According to Zhuang, the resulting data are consistent with population-based Hi-C datasets—for instance, they also catch a glimpse of the DXZ4 “hinge” in the inactive X chromosome—but also reveal spatial features that were not previously known. “The compartment assignments of TADs in our approach, which is an entirely different approach compared to Hi-C … are essentially identical,” she says. “It’s really remarkable.”
And we’re live
Ultimately, of course, what matters is not chromatin structure in fixed cells, but how that structure changes as the cells grow, divide, and respond to stimuli. “That requires a live-cell technique, and there isn’t a good one actually developed yet,” says Robert Singer, chair of anatomy and structural biology at the Albert Einstein College of Medicine in New York.
Many groups are addressing that problem, however, including several funded by the National Institutes of Health Common Fund’s 4D Nucleome program, says Jane Skok, professor of pathology at NYU, who sits on the project’s advisory board. Skok, for instance, has used dead Cas9 nuclease and modified guide RNAs to visually tag specific (albeit repetitive) chromosomal regions, including the immunoglobulin heavy-chain gene, in live cells. Others have published similar approaches. For example, Singer and Wulan Deng, a project scientist at the Howard Hughes Medical Institute’s Janelia Research Campus,
dubbed their approach “CASFISH,” and Hanhui Ma of the University of Massachusetts Medical School developed a six-color strategy called “CRISPRainbow.”

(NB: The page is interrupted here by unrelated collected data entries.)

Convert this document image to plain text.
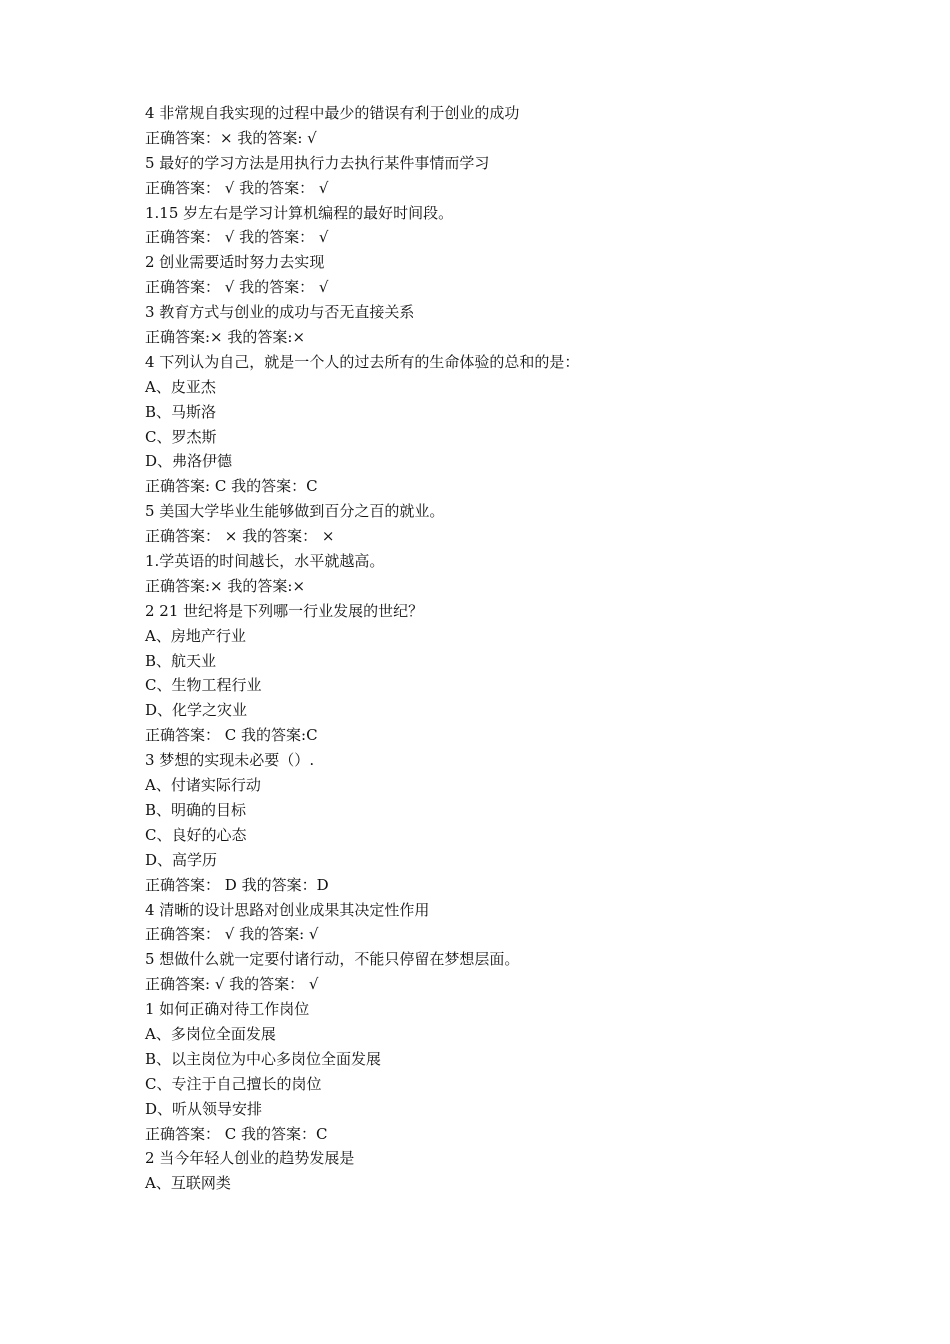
4 非常规自我实现的过程中最少的错误有利于创业的成功
正确答案：× 我的答案: √
5 最好的学习方法是用执行力去执行某件事情而学习
正确答案： √ 我的答案： √
1.15 岁左右是学习计算机编程的最好时间段。
正确答案： √ 我的答案： √
2 创业需要适时努力去实现
正确答案： √ 我的答案： √
3 教育方式与创业的成功与否无直接关系
正确答案:× 我的答案:×
4 下列认为自己，就是一个人的过去所有的生命体验的总和的是：
A、皮亚杰
B、马斯洛
C、罗杰斯
D、弗洛伊德
正确答案: C 我的答案：C
5 美国大学毕业生能够做到百分之百的就业。
正确答案： × 我的答案： ×
1.学英语的时间越长，水平就越高。
正确答案:× 我的答案:×
2 21 世纪将是下列哪一行业发展的世纪？
A、房地产行业
B、航天业
C、生物工程行业
D、化学之灾业
正确答案： C 我的答案:C
3 梦想的实现未必要（）.
A、付诸实际行动
B、明确的目标
C、良好的心态
D、高学历
正确答案： D 我的答案：D
4 清晰的设计思路对创业成果其决定性作用
正确答案： √ 我的答案: √
5 想做什么就一定要付诸行动，不能只停留在梦想层面。
正确答案: √ 我的答案： √
1 如何正确对待工作岗位
A、多岗位全面发展
B、以主岗位为中心多岗位全面发展
C、专注于自己擅长的岗位
D、听从领导安排
正确答案： C 我的答案：C
2 当今年轻人创业的趋势发展是
A、互联网类
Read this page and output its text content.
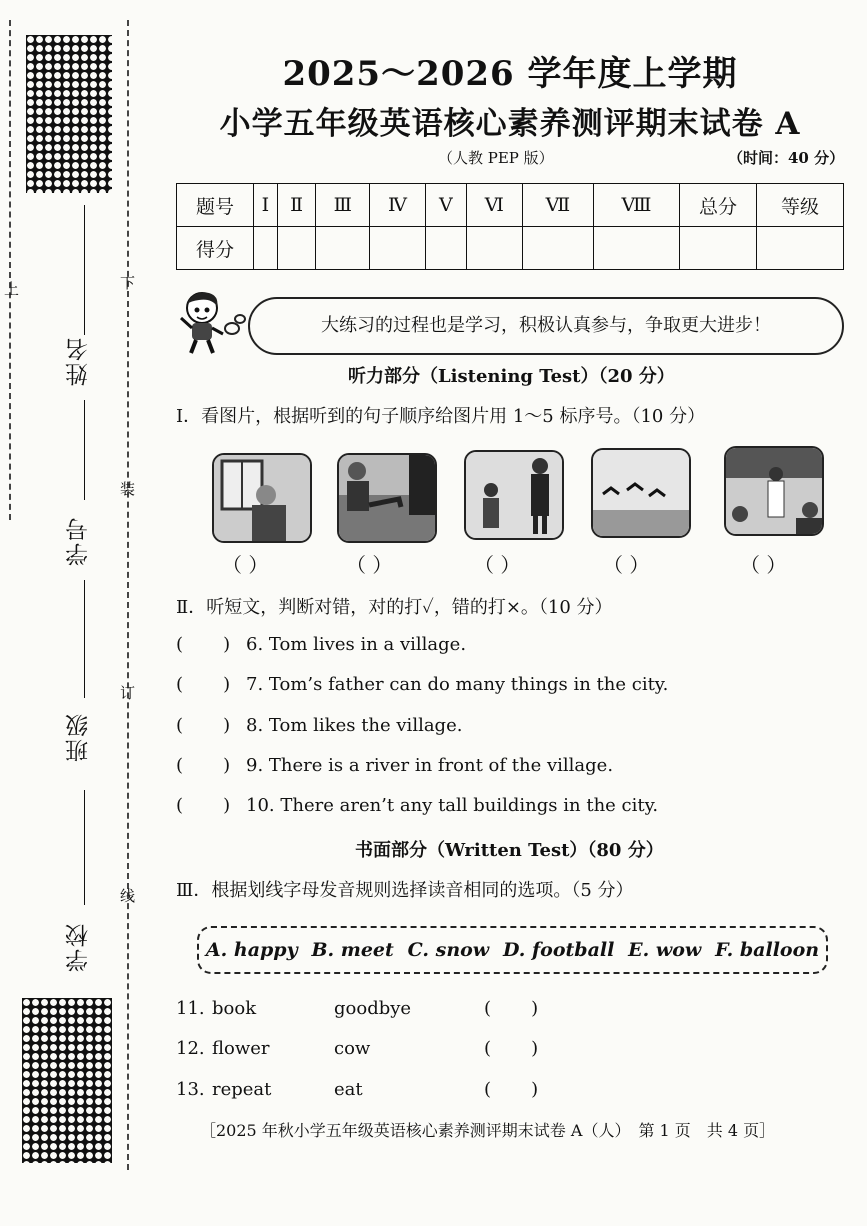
上	下
装
订
线
姓名
学号
班级
学校
2025～2026 学年度上学期
小学五年级英语核心素养测评期末试卷 A
（人教 PEP 版）	（时间：40 分）
题号	Ⅰ	Ⅱ	Ⅲ	Ⅳ	Ⅴ	Ⅵ	Ⅶ	Ⅷ	总分	等级
得分										
大练习的过程也是学习，积极认真参与，争取更大进步！
听力部分（Listening Test）（20 分）
Ⅰ．看图片，根据听到的句子顺序给图片用 1～5 标序号。（10 分）
（ ）	（ ）	（ ）	（ ）	（ ）
Ⅱ．听短文，判断对错，对的打✓，错的打×。（10 分）
(       ) 6. Tom lives in a village.
(       ) 7. Tom’s father can do many things in the city.
(       ) 8. Tom likes the village.
(       ) 9. There is a river in front of the village.
(       ) 10. There aren’t any tall buildings in the city.
书面部分（Written Test）（80 分）
Ⅲ．根据划线字母发音规则选择读音相同的选项。（5 分）
A. happy B. meet C. snow D. football E. wow F. balloon
11. book	goodbye	(       )
12. flower	cow	(       )
13. repeat	eat	(       )
［2025 年秋小学五年级英语核心素养测评期末试卷 A（人）　第 1 页　共 4 页］
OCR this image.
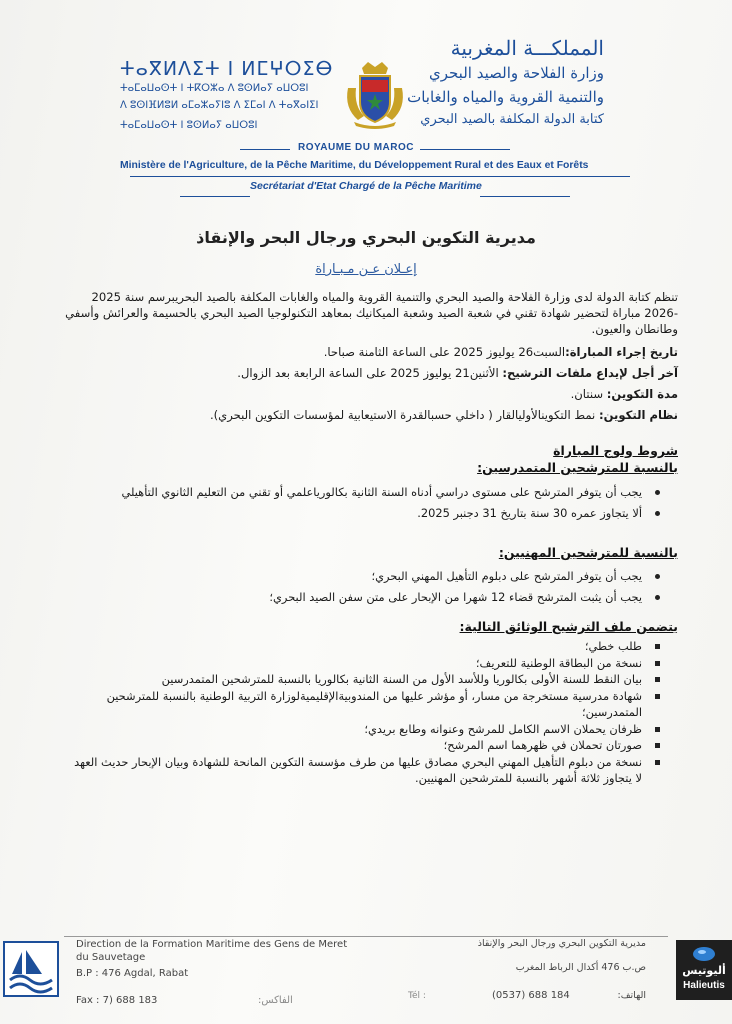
ⵜⴰⴳⵍⴷⵉⵜ ⵏ ⵍⵎⵖⵔⵉⴱ
ⵜⴰⵎⴰⵡⴰⵙⵜ ⵏ ⵜⴽⵔⵣⴰ ⴷ ⵓⵙⵍⴰⵢ ⴰⵡⵔⵓⵏ
ⴷ ⵓⵙⵏⴼⵍⵓⵍ ⴰⵎⴰⵣⴰⵢⵏⵓ ⴷ ⵉⵎⴰⵏ ⴷ ⵜⴰⴳⴰⵏⵉⵏ
ⵜⴰⵎⴰⵡⴰⵙⵜ ⵏ ⵓⵙⵍⴰⵢ ⴰⵡⵔⵓⵏ
المملكـــة المغربية
وزارة الفلاحة والصيد البحري
والتنمية القروية والمياه والغابات
كتابة الدولة المكلفة بالصيد البحري
ROYAUME DU MAROC
Ministère de l'Agriculture, de la Pêche Maritime, du Développement Rural et des Eaux et Forêts
Secrétariat d'Etat Chargé de la Pêche Maritime
مديرية التكوين البحري ورجال البحر والإنقاذ
إعـلان عـن مـبـاراة
تنظم كتابة الدولة لدى وزارة الفلاحة والصيد البحري والتنمية القروية والمياه والغابات المكلفة بالصيد البحريبرسم سنة 2025 -2026 مباراة لتحضير شهادة تقني في شعبة الصيد وشعبة الميكانيك بمعاهد التكنولوجيا الصيد البحري بالحسيمة والعرائش وأسفي وطانطان والعيون.
تاريخ إجراء المباراة:السبت26 يوليوز 2025 على الساعة الثامنة صباحا.
آخر أجل لإيداع ملفات الترشيح: الأثنين21 يوليوز 2025 على الساعة الرابعة بعد الزوال.
مدة التكوين: سنتان.
نظام التكوين: نمط التكوينالأوليالقار ( داخلي حسبالقدرة الاستيعابية لمؤسسات التكوين البحري).
شروط ولوج المباراة
بالنسبة للمترشحين المتمدرسين:
يجب أن يتوفر المترشح على مستوى دراسي أدناه السنة الثانية بكالورياعلمي أو تقني من التعليم الثانوي التأهيلي
ألا يتجاوز عمره 30 سنة بتاريخ 31 دجنبر 2025.
بالنسبة للمترشحين المهنيين:
يجب أن يتوفر المترشح على دبلوم التأهيل المهني البحري؛
يجب أن يثبت المترشح قضاء 12 شهرا من الإبحار على متن سفن الصيد البحري؛
يتضمن ملف الترشيح الوثائق التالية:
طلب خطي؛
نسخة من البطاقة الوطنية للتعريف؛
بيان النقط للسنة الأولى بكالوريا وللأسد الأول من السنة الثانية بكالوريا بالنسبة للمترشحين المتمدرسين
شهادة مدرسية مستخرجة من مسار، أو مؤشر عليها من المندوبيةالإقليميةلوزارة التربية الوطنية بالنسبة للمترشحين المتمدرسين؛
ظرفان يحملان الاسم الكامل للمرشح وعنوانه وطابع بريدي؛
صورتان تحملان في ظهرهما اسم المرشح؛
نسخة من دبلوم التأهيل المهني البحري مصادق عليها من طرف مؤسسة التكوين المانحة للشهادة وبيان الإبحار حديث العهد لا يتجاوز ثلاثة أشهر بالنسبة للمترشحين المهنيين.
Direction de la Formation Maritime des Gens de Meret
du Sauvetage
B.P : 476 Agdal, Rabat
Fax : 7) 688 183	الفاكس:	Tél :	(0537) 688 184
مديرية التكوين البحري ورجال البحر والإنقاذ
ص.ب 476 أكدال الرباط المغرب
الهاتف:
أليوتيس
Halieutis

Another option is ANCHOR, developed by Kerstin Bystricky, head of the Chromatin and Gene Expression group at the Center for Integrative Biology and professor at the University of Toulouse, France. ANCHOR involves inserting a handful of binding sites for the bacterial ParB protein near the locus to be imaged, and expressing a ParB-fluorescent protein fusion in the same cells. Unlike Cas9-based approaches, which require one DNA target site for every binding event, ParB has the useful property of tending to accumulate, explains Bystricky. Thus, binding of a single protein dimer quickly nucleates more molecules. As each protein molecule is fluorescently tagged, the net effect is a highly amplified fluorescent signal.
By combining that approach with live-cell RNA visualization, Bystricky’s team has found that actively transcribing genes tend to be less mobile than silent genes—a counterintuitive observation, she says. “There was this belief that transcription activation would increase mobility,” she explains.
According to Dekker, the pieces are falling into place for researchers to begin transitioning from structural characterization to manipulation. But there remains the challenge of data integration, he says. Often, data produced by one method only partially matches that of another. “I’m an optimist,” he says. “I like to think [that FISH and Hi-C methods] are both true. But we don’t understand how they both can be true at the same time.” Given the rapid advancement in chromatin conformation methods, the explanation may not be long in coming.